4
4 Analysis Question 2
4.1 Restatement of Problem
In this analysis, we are asked to build the most predictive model for sales prices of homes in all
neighborhoods of Ames, Iowa, using both the train and test datasets retrieved from the Kaggle website..
Our strategy is to produce four selection models: one from forward selection, one from backwards
elimination, one from stepwise selection, and one that is built custom. We will also evaluate the adjusted
R-Squared, internal CV Press, and the Kaggle score for each of the said four models.
4.2 Modeling
After much discussion amongst our team, we decided to test an initial model with all the available
variables, or rather data features, in the Ames, Iowa housing data set which is contained within a text file
named datadescription.txt retrieved from the Kaggle website. This dataset has a missing values
percentage, or in this case Not Available (NA), of 5.88% along with some special cases which will be
further discussed below. All of these are deemed crucial to be either removed or adjusted accordingly for
our analysis [see Section 5.6].
While going down the list of all available variables of the initial model and judging for its R-Squared
value, the sequential steps to clean the data consists of the following:
● NA numerical variables are replaced with zeros.

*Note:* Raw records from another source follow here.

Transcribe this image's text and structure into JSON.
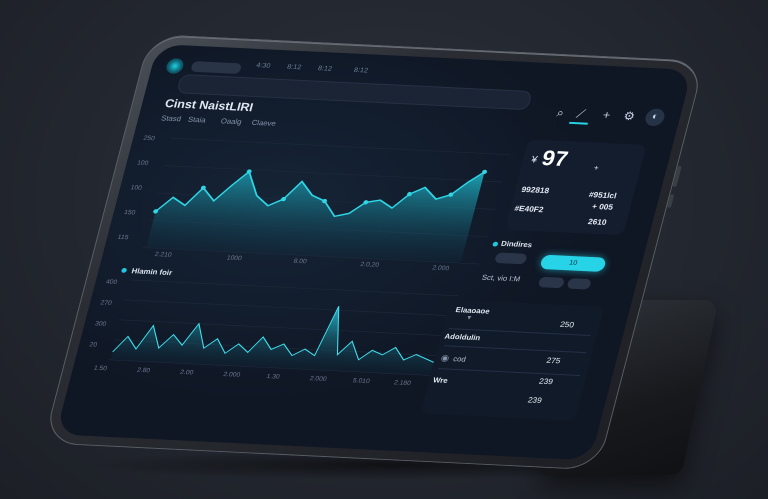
{
  "header": {
    "nav_items": [
      "4:30",
      "8:12",
      "8:12",
      "8:12"
    ],
    "title": "Cinst NaistLIRI",
    "subtabs": [
      "Stasd",
      "Staia",
      "Oaalg",
      "Claeve"
    ]
  },
  "main_chart": {
    "y_ticks": [
      "250",
      "100",
      "100",
      "150",
      "115"
    ],
    "x_ticks": [
      "2.210",
      "1000",
      "8.00",
      "2.0,20",
      "2.000"
    ],
    "corner_label": "",
    "stroke": "#2fd6e6"
  },
  "second_chart": {
    "title": "Hlamin foir",
    "y_ticks": [
      "400",
      "270",
      "300",
      "20"
    ],
    "x_ticks": [
      "1.50",
      "2.80",
      "2.00",
      "2.000",
      "1.30",
      "2.000",
      "5.010",
      "2.180"
    ]
  },
  "stats": {
    "currency": "¥",
    "big_value": "97",
    "plus": "+",
    "row1_left": "992818",
    "row1_right": "#951lcl",
    "row2_left": "#E40F2",
    "row2_right": "+ 005",
    "row3_right": "2610"
  },
  "controls": {
    "title": "Dindires",
    "button_small": "",
    "button_label": "10",
    "row_label": "Sct, vio I:M"
  },
  "list": {
    "rows": [
      {
        "label": "Elaaoaoe",
        "value": "250"
      },
      {
        "label": "Adoldulin",
        "value": "275"
      },
      {
        "label": "cod",
        "value": "239"
      },
      {
        "label": "Wre",
        "value": "239"
      }
    ]
  },
  "icons": [
    "logo-icon",
    "search-icon",
    "chart-icon",
    "plus-icon",
    "settings-icon",
    "profile-icon"
  ],
  "colors": {
    "accent": "#27d3e6",
    "bg": "#0f1624",
    "card": "#141d2e"
  },
  "chart_data": [
    {
      "type": "area",
      "title": "",
      "xlabel": "",
      "ylabel": "",
      "x": [
        0,
        1,
        2,
        3,
        4,
        5,
        6,
        7,
        8,
        9,
        10,
        11,
        12,
        13,
        14,
        15,
        16,
        17,
        18,
        19,
        20,
        21,
        22,
        23
      ],
      "series": [
        {
          "values": [
            150,
            170,
            160,
            185,
            168,
            190,
            210,
            178,
            165,
            175,
            200,
            182,
            175,
            155,
            160,
            176,
            180,
            170,
            190,
            200,
            185,
            192,
            210,
            225
          ]
        }
      ],
      "ylim": [
        100,
        250
      ]
    },
    {
      "type": "area",
      "title": "Hlamin foir",
      "xlabel": "",
      "ylabel": "",
      "series": [
        {
          "values": [
            40,
            120,
            60,
            180,
            70,
            140,
            90,
            200,
            80,
            130,
            60,
            110,
            70,
            150,
            90,
            120,
            65,
            100,
            70,
            320,
            80,
            150,
            60,
            110,
            90,
            130,
            70,
            100,
            80,
            60
          ]
        }
      ],
      "ylim": [
        0,
        400
      ]
    }
  ]
}
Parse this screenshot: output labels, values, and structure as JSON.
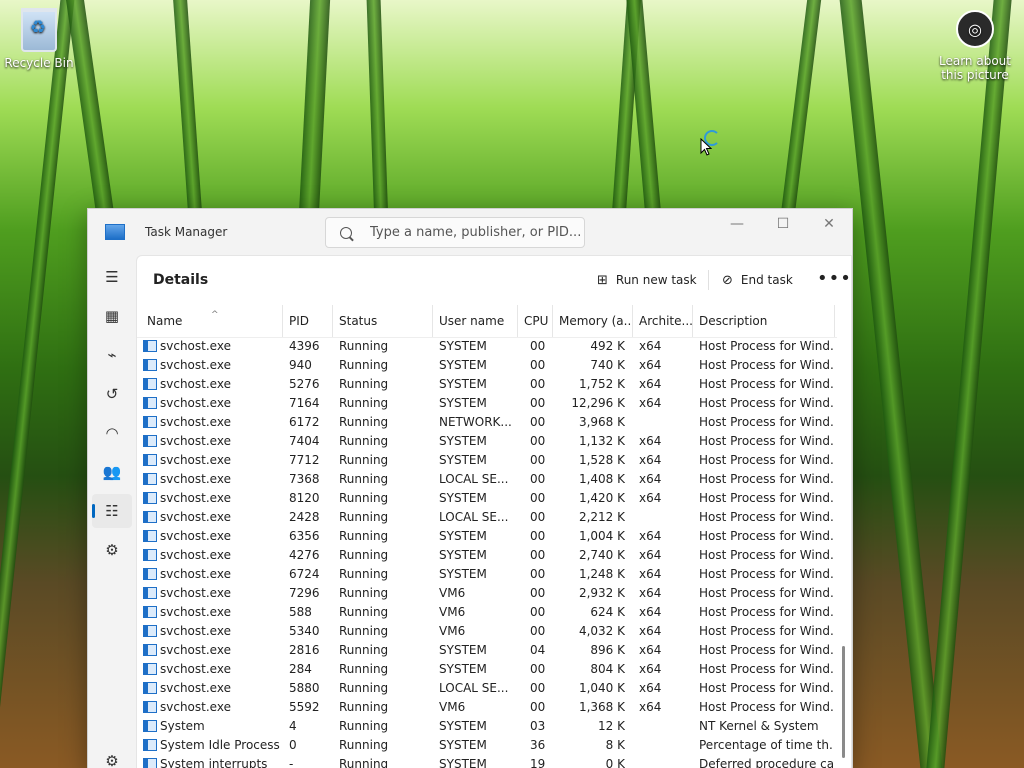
{
  "desktop": {
    "recycle_bin_label": "Recycle Bin",
    "learn_label": "Learn about this picture"
  },
  "app": {
    "title": "Task Manager",
    "search_placeholder": "Type a name, publisher, or PID...",
    "page_title": "Details",
    "run_new_task": "Run new task",
    "end_task": "End task",
    "more": "•••"
  },
  "columns": [
    "Name",
    "PID",
    "Status",
    "User name",
    "CPU",
    "Memory (a...",
    "Archite...",
    "Description"
  ],
  "rows": [
    {
      "name": "svchost.exe",
      "pid": "4396",
      "status": "Running",
      "user": "SYSTEM",
      "cpu": "00",
      "mem": "492 K",
      "arch": "x64",
      "desc": "Host Process for Wind..."
    },
    {
      "name": "svchost.exe",
      "pid": "940",
      "status": "Running",
      "user": "SYSTEM",
      "cpu": "00",
      "mem": "740 K",
      "arch": "x64",
      "desc": "Host Process for Wind..."
    },
    {
      "name": "svchost.exe",
      "pid": "5276",
      "status": "Running",
      "user": "SYSTEM",
      "cpu": "00",
      "mem": "1,752 K",
      "arch": "x64",
      "desc": "Host Process for Wind..."
    },
    {
      "name": "svchost.exe",
      "pid": "7164",
      "status": "Running",
      "user": "SYSTEM",
      "cpu": "00",
      "mem": "12,296 K",
      "arch": "x64",
      "desc": "Host Process for Wind..."
    },
    {
      "name": "svchost.exe",
      "pid": "6172",
      "status": "Running",
      "user": "NETWORK...",
      "cpu": "00",
      "mem": "3,968 K",
      "arch": "",
      "desc": "Host Process for Wind..."
    },
    {
      "name": "svchost.exe",
      "pid": "7404",
      "status": "Running",
      "user": "SYSTEM",
      "cpu": "00",
      "mem": "1,132 K",
      "arch": "x64",
      "desc": "Host Process for Wind..."
    },
    {
      "name": "svchost.exe",
      "pid": "7712",
      "status": "Running",
      "user": "SYSTEM",
      "cpu": "00",
      "mem": "1,528 K",
      "arch": "x64",
      "desc": "Host Process for Wind..."
    },
    {
      "name": "svchost.exe",
      "pid": "7368",
      "status": "Running",
      "user": "LOCAL SE...",
      "cpu": "00",
      "mem": "1,408 K",
      "arch": "x64",
      "desc": "Host Process for Wind..."
    },
    {
      "name": "svchost.exe",
      "pid": "8120",
      "status": "Running",
      "user": "SYSTEM",
      "cpu": "00",
      "mem": "1,420 K",
      "arch": "x64",
      "desc": "Host Process for Wind..."
    },
    {
      "name": "svchost.exe",
      "pid": "2428",
      "status": "Running",
      "user": "LOCAL SE...",
      "cpu": "00",
      "mem": "2,212 K",
      "arch": "",
      "desc": "Host Process for Wind..."
    },
    {
      "name": "svchost.exe",
      "pid": "6356",
      "status": "Running",
      "user": "SYSTEM",
      "cpu": "00",
      "mem": "1,004 K",
      "arch": "x64",
      "desc": "Host Process for Wind..."
    },
    {
      "name": "svchost.exe",
      "pid": "4276",
      "status": "Running",
      "user": "SYSTEM",
      "cpu": "00",
      "mem": "2,740 K",
      "arch": "x64",
      "desc": "Host Process for Wind..."
    },
    {
      "name": "svchost.exe",
      "pid": "6724",
      "status": "Running",
      "user": "SYSTEM",
      "cpu": "00",
      "mem": "1,248 K",
      "arch": "x64",
      "desc": "Host Process for Wind..."
    },
    {
      "name": "svchost.exe",
      "pid": "7296",
      "status": "Running",
      "user": "VM6",
      "cpu": "00",
      "mem": "2,932 K",
      "arch": "x64",
      "desc": "Host Process for Wind..."
    },
    {
      "name": "svchost.exe",
      "pid": "588",
      "status": "Running",
      "user": "VM6",
      "cpu": "00",
      "mem": "624 K",
      "arch": "x64",
      "desc": "Host Process for Wind..."
    },
    {
      "name": "svchost.exe",
      "pid": "5340",
      "status": "Running",
      "user": "VM6",
      "cpu": "00",
      "mem": "4,032 K",
      "arch": "x64",
      "desc": "Host Process for Wind..."
    },
    {
      "name": "svchost.exe",
      "pid": "2816",
      "status": "Running",
      "user": "SYSTEM",
      "cpu": "04",
      "mem": "896 K",
      "arch": "x64",
      "desc": "Host Process for Wind..."
    },
    {
      "name": "svchost.exe",
      "pid": "284",
      "status": "Running",
      "user": "SYSTEM",
      "cpu": "00",
      "mem": "804 K",
      "arch": "x64",
      "desc": "Host Process for Wind..."
    },
    {
      "name": "svchost.exe",
      "pid": "5880",
      "status": "Running",
      "user": "LOCAL SE...",
      "cpu": "00",
      "mem": "1,040 K",
      "arch": "x64",
      "desc": "Host Process for Wind..."
    },
    {
      "name": "svchost.exe",
      "pid": "5592",
      "status": "Running",
      "user": "VM6",
      "cpu": "00",
      "mem": "1,368 K",
      "arch": "x64",
      "desc": "Host Process for Wind..."
    },
    {
      "name": "System",
      "pid": "4",
      "status": "Running",
      "user": "SYSTEM",
      "cpu": "03",
      "mem": "12 K",
      "arch": "",
      "desc": "NT Kernel & System"
    },
    {
      "name": "System Idle Process",
      "pid": "0",
      "status": "Running",
      "user": "SYSTEM",
      "cpu": "36",
      "mem": "8 K",
      "arch": "",
      "desc": "Percentage of time th..."
    },
    {
      "name": "System interrupts",
      "pid": "-",
      "status": "Running",
      "user": "SYSTEM",
      "cpu": "19",
      "mem": "0 K",
      "arch": "",
      "desc": "Deferred procedure ca..."
    }
  ],
  "nav_icons": [
    "hamburger-menu-icon",
    "processes-icon",
    "performance-icon",
    "app-history-icon",
    "startup-apps-icon",
    "users-icon",
    "details-icon",
    "services-icon",
    "settings-icon"
  ],
  "colors": {
    "accent": "#0067c0",
    "window_bg": "#f3f3f3"
  }
}
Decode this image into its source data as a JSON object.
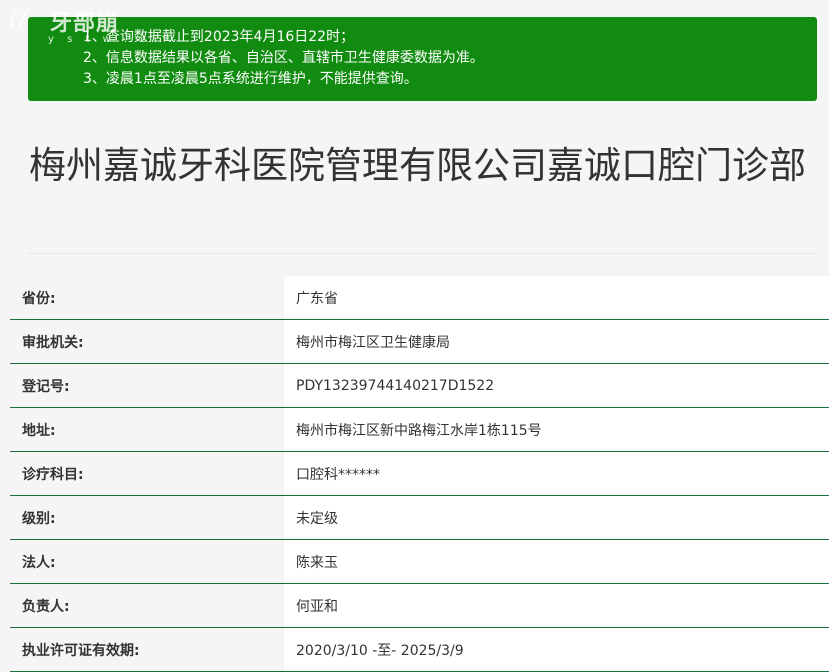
{
  "watermark": {
    "mark": "{/",
    "cn": "牙部崩",
    "en": "y s t w . c"
  },
  "notice": {
    "items": [
      "1、查询数据截止到2023年4月16日22时；",
      "2、信息数据结果以各省、自治区、直辖市卫生健康委数据为准。",
      "3、凌晨1点至凌晨5点系统进行维护，不能提供查询。"
    ],
    "background": "#118c11"
  },
  "title": "梅州嘉诚牙科医院管理有限公司嘉诚口腔门诊部",
  "rows": [
    {
      "label": "省份:",
      "value": "广东省"
    },
    {
      "label": "审批机关:",
      "value": "梅州市梅江区卫生健康局"
    },
    {
      "label": "登记号:",
      "value": "PDY13239744140217D1522"
    },
    {
      "label": "地址:",
      "value": "梅州市梅江区新中路梅江水岸1栋115号"
    },
    {
      "label": "诊疗科目:",
      "value": "口腔科******"
    },
    {
      "label": "级别:",
      "value": "未定级"
    },
    {
      "label": "法人:",
      "value": "陈来玉"
    },
    {
      "label": "负责人:",
      "value": "何亚和"
    },
    {
      "label": "执业许可证有效期:",
      "value": "2020/3/10 -至- 2025/3/9"
    }
  ],
  "colors": {
    "row_divider": "#1a6e3a",
    "page_background": "#f5f5f5"
  }
}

● NA non-numerical variables, or in this case character variables, are replaced with “None” to
represent the non-available feature for that variable.
● Character variables are converted into factor variables, which proves to improve our prediction
analysis as there is now one reference for each factor variable for RStudio to recognize and use.
● One influential observation, data point 524, was detected with a standout Cook’s D and leverage.
We decided to ultimately remove this observation since it may hinder our prediction analysis [see
Appendix 5.7].
● The variables Id, MSSubClass, MSZoning, Utilities, Condition2, Exterior1st, Exterior2nd,
MasVnrType, KitchenQual, Functional, SaleType and PoolQC contain levels in the testing dataset
that does not exist in the training dataset. Since those are categorical variables, all of the variables
need to be used in the training phase of the model. Hence, since we cannot train for levels not in
the training dataset, those variables are not to be used while training the model.
● At this time, the variables OverallQual and OverallCond are converted mistakenly into numeric
variables as they appear to be. These two variables actually proved to be more useful for our
analysis once they are turned into factor variables to better represent the data.
● SalePrice is log-transformed to be used as the response for our models since previously its data
was heavily right skewed [see Appendix 5.8].